As you know, I think this adult maturation stuff might be the hidden dimension that explains much of what goes on in organisations. (Or doesn’t go on, when we’d like it to be going on – like ‘Learning Organisations’).
Sol also worked with Beverley Alimo-Metcalfe, who has a ‘Transformative Leadership Questionnaire’/model that is quite popular (esp. in the UK public sector) – but I’m not sure Beverley actually has a model or practices for actually enabling leadership maturation into the more transformative modes. Which was, I guess, where Sol came in…
I’ll try to say hello at the NDI09 event tomorrow – the particular work stream I was in at the event seemed to have rather more energy and real insight than was coming from those various ministers, in general anyway…
Cheers,
Matthew
Meetworks have 2 stages
1. The meet …managed series of opportunities and/or opportunistic actions where people are
2. The works … what any individual in the meet can put in that enhances the conversation of the meet so that people willingly self-organise beyond the meet.
Opportunistic actions are for matters that are critical but either background or emergent. Managed opportunities are for critical matters that are at the front of people’s mind.
The history of the meetwork includes one-liners that people remember and reuse, quality and passion of argument. A one liner such as “consultation is not a substitute fro analysis of an issue” can persuade the audience to demand better quality information and stop a decision making process. Quality and passion of argument can make people demand that a different or minority voice be accounted for.
The history of the meetwork sets the tone for the future formation of a network.
[...] Pro-social councils Posted on April 28, 2009 by Paul Evans Here’s the RSA’s Matthew Taylor making the case for a pro-social framework for local government. [...]
Dear Matthew,
I was fortunate enough to hear you at the National School of Government conference on Monday discussing these points. As someone seeking to make a difference in local government i found your observations and assertions challenging and enlivening.

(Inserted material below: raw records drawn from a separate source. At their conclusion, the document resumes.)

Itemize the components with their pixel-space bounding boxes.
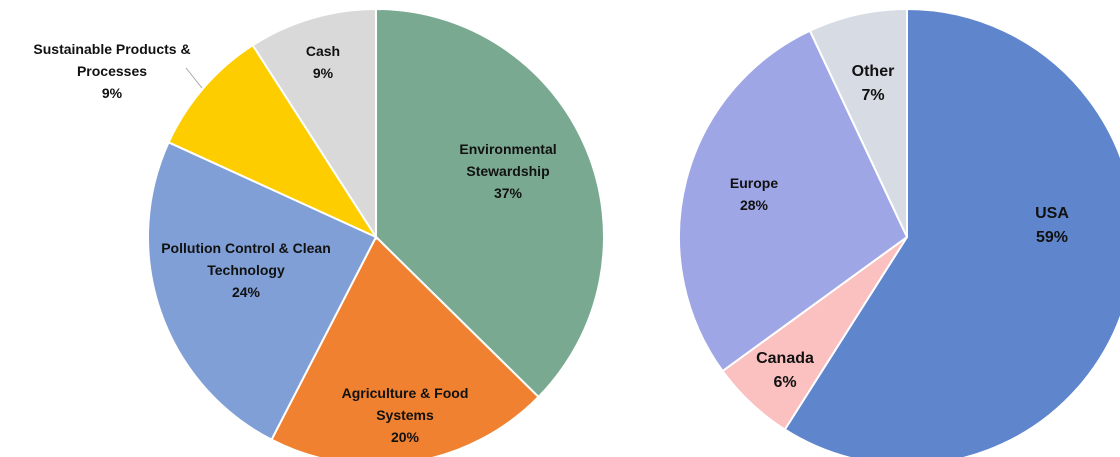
data-label-text: Processes	[77, 63, 147, 79]
region-allocation-pie: USA 59% Canada 6% Europe 28% Other 7%	[678, 7, 1120, 457]
data-label-text: Canada	[756, 350, 814, 367]
data-label-0-4: Cash 9%	[306, 43, 340, 81]
data-label-0-1: Agriculture & Food Systems 20%	[342, 385, 469, 445]
data-label-percent: 37%	[494, 185, 523, 201]
data-label-percent: 20%	[391, 429, 420, 445]
data-label-text: Sustainable Products &	[33, 41, 190, 57]
data-label-percent: 6%	[773, 374, 796, 391]
pie-slice-0-4	[251, 7, 377, 241]
data-label-text: USA	[1035, 205, 1069, 222]
data-label-percent: 59%	[1036, 229, 1068, 246]
data-label-text: Cash	[306, 43, 340, 59]
data-label-text: Systems	[376, 407, 434, 423]
pie-slice-1-0	[783, 7, 1120, 457]
data-label-0-0: Environmental Stewardship 37%	[459, 141, 556, 201]
data-label-text: Agriculture & Food	[342, 385, 469, 401]
data-label-percent: 24%	[232, 284, 261, 300]
pie-slice-0-1	[270, 235, 540, 457]
data-label-1-2: Europe 28%	[730, 175, 778, 213]
data-label-1-1: Canada 6%	[756, 350, 814, 391]
data-label-text: Technology	[207, 262, 285, 278]
data-label-1-3: Other 7%	[852, 63, 895, 104]
data-label-percent: 7%	[861, 87, 884, 104]
pie-slice-1-2	[678, 29, 909, 373]
data-label-text: Europe	[730, 175, 778, 191]
pie-slice-1-3	[808, 7, 908, 238]
pie-slice-0-3	[167, 43, 379, 240]
data-label-text: Other	[852, 63, 895, 80]
data-label-text: Stewardship	[466, 163, 549, 179]
data-label-text: Environmental	[459, 141, 556, 157]
data-label-percent: 9%	[102, 85, 123, 101]
leader-line	[185, 67, 203, 89]
pie-slice-0-0	[375, 7, 605, 399]
data-label-text: Pollution Control & Clean	[161, 240, 331, 256]
sector-allocation-pie: Environmental Stewardship 37% Agriculture &…	[33, 7, 605, 457]
data-label-percent: 28%	[740, 197, 769, 213]
data-label-0-3: Sustainable Products & Processes 9%	[33, 41, 190, 101]
pie-slice-0-2	[147, 140, 378, 441]
data-label-0-2: Pollution Control & Clean Technology 24%	[161, 240, 331, 300]
data-label-percent: 9%	[313, 65, 334, 81]
data-label-1-0: USA 59%	[1035, 205, 1069, 246]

The concept of civic leadership focusing on pro-social behavioural development as a means to achieving, rather than instead of, social, environmental and economic aspirations is simple and powerful.
The element that I feel you only hinted at in your discussion was the outcome focus and tangible product that must act as the nodes through which, or around which, these social networks can form: the rock for the coral?
Being clear about these nodes – early wins – that can allow others to observe or experience more active engagement in collective decision making, linked to more self sufficient behaviours, whilst contributing to the collective capacity of their society is what will mark out the winners and losers in the drive to address the social aspiration gap through community planning in the time of austerity.